The pCAMBIA vector backbone is derived from the pPZP vectors (constructed by Hajdukiewicz, Svab & Maliga, see References). While not perfect and having technical and IP limitations (see the BioForge GUSPlus Project , in which we're improving reporter genes and selection methods for more complete freedom to operate), pCAMBIA vectors offer:

  • high copy number in E.coli for high DNA yields
  • pVS1 replicon for high stability in Agrobacterium
  • small size, 7-12kb depending on which plasmid
  • restriction sites designed for modular plasmid modifications and small but adequate poly-linkers for introducing your DNA of interest
  • bacterial selection with chloramphenicol or kanamycin
  • plant selection with hygromycin B or kanamycin (phosphinothricin selection was discontinued at the request of the IP owner, Bayer, after the initial distribution in 1997)
  • simple means to construct translational fusions to gusA reporter genes.

A few points about the pCAMBIA cloning strategy:

The pUC18 polylinker was used in some vectors, but pUC8 and pUC9 polylinkers were also used to simplify the choice of cloning enzyme. In the age of PCR, it is no longer necessary to have a large number of cloning sites. The smaller polylinkers also eliminate potential conflicts from sites such as SphI (which has an ATG) or XbaI (which has a TAG). This makes other sites in the vector more useful (such as the SphI site outside the right T-DNA Border, or the SacII site outside the left T-DNA Border).

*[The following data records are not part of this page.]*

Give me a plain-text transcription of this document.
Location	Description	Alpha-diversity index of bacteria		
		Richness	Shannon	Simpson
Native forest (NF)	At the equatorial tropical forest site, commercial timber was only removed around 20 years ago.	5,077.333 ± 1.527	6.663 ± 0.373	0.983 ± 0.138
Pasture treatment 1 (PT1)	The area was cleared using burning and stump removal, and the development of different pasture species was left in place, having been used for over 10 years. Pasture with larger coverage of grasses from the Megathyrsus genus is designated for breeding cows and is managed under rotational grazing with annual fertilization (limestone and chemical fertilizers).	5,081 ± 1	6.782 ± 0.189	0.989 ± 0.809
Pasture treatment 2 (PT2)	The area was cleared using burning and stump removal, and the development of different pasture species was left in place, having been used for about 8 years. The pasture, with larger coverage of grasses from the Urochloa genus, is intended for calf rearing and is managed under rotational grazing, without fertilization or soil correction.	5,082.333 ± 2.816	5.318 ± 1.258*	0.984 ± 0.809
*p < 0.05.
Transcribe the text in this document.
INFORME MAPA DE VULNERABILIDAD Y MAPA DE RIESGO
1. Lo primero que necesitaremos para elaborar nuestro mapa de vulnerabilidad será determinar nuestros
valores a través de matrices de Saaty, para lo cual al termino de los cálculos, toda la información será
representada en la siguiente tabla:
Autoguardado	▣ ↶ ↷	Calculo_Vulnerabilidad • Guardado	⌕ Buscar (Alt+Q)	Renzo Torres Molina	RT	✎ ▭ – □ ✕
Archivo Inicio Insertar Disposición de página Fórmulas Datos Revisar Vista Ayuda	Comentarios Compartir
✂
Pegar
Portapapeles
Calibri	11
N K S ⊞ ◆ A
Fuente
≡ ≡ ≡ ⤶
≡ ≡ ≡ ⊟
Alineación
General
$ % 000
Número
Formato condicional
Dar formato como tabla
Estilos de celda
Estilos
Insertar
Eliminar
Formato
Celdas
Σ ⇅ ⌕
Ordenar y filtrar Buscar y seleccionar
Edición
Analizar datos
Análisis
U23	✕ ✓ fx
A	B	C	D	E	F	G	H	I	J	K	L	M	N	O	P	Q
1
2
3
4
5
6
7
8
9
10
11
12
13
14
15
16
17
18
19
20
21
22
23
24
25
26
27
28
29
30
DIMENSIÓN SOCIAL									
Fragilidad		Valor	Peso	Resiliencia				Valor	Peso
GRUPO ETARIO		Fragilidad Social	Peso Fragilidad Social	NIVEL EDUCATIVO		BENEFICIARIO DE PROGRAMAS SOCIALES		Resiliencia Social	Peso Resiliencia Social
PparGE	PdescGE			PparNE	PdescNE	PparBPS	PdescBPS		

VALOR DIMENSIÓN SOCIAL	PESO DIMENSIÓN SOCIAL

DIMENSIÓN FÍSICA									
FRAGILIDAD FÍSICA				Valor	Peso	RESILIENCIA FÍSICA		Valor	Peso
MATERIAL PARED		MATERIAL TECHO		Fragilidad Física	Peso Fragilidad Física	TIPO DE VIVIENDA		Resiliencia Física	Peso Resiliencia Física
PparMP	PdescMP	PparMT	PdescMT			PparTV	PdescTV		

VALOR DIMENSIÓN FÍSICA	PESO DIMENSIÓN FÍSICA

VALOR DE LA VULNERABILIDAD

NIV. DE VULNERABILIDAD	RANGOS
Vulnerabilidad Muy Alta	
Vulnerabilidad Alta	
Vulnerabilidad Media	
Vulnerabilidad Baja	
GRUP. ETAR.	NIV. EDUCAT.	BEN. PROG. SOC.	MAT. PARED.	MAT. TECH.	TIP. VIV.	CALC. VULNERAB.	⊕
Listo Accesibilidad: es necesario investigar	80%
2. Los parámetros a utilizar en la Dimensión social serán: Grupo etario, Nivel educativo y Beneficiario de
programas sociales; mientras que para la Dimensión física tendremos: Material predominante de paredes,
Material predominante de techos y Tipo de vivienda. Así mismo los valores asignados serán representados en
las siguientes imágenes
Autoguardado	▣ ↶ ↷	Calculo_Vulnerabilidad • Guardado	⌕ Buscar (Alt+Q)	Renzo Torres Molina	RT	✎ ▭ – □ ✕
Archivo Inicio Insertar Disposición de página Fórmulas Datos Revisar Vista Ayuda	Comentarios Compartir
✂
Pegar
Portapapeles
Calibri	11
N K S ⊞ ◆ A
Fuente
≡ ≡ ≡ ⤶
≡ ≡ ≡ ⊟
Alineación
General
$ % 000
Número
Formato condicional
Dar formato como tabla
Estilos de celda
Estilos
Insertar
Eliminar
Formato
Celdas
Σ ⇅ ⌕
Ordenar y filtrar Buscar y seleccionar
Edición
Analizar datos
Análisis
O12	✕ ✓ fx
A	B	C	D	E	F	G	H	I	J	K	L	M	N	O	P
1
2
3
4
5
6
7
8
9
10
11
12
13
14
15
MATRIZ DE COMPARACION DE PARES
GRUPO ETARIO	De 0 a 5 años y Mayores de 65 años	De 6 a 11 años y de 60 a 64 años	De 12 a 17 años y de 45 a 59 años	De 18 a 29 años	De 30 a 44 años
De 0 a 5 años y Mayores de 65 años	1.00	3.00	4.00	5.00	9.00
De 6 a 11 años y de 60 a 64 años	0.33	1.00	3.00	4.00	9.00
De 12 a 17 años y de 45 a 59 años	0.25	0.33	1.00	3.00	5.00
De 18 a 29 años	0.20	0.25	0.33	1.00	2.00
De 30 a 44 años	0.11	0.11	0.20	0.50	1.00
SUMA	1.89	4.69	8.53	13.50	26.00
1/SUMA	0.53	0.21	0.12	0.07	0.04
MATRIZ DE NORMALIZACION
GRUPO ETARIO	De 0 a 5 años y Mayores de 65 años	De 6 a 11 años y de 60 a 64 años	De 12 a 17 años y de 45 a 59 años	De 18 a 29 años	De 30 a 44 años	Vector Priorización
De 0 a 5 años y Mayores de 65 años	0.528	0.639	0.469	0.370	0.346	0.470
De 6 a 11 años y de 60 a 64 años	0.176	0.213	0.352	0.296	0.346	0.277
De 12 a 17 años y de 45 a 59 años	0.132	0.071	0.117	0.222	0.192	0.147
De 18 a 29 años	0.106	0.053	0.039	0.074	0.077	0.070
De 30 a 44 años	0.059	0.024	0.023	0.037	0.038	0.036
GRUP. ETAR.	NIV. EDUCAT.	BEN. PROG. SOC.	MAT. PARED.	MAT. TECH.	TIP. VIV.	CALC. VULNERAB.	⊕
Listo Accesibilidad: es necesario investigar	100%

Plant selection genes in the pCAMBIA vectors are driven by a double-enhancer version of the CaMV35S promoter and terminated by the CaMV35S polyA signal. NOTE that this 35S promoter can have an enhancer effect on the expression of other genes in the same cassette, so gene expression results using pCAMBIA derivatives in which portions of this promoter are still present should be interpreted with caution. Furthermore, it is your responsibility to check whether the 35S promoter or any other components you use are subject to patents in your country. You can find help with this at CAMBIA's Patent Lens website.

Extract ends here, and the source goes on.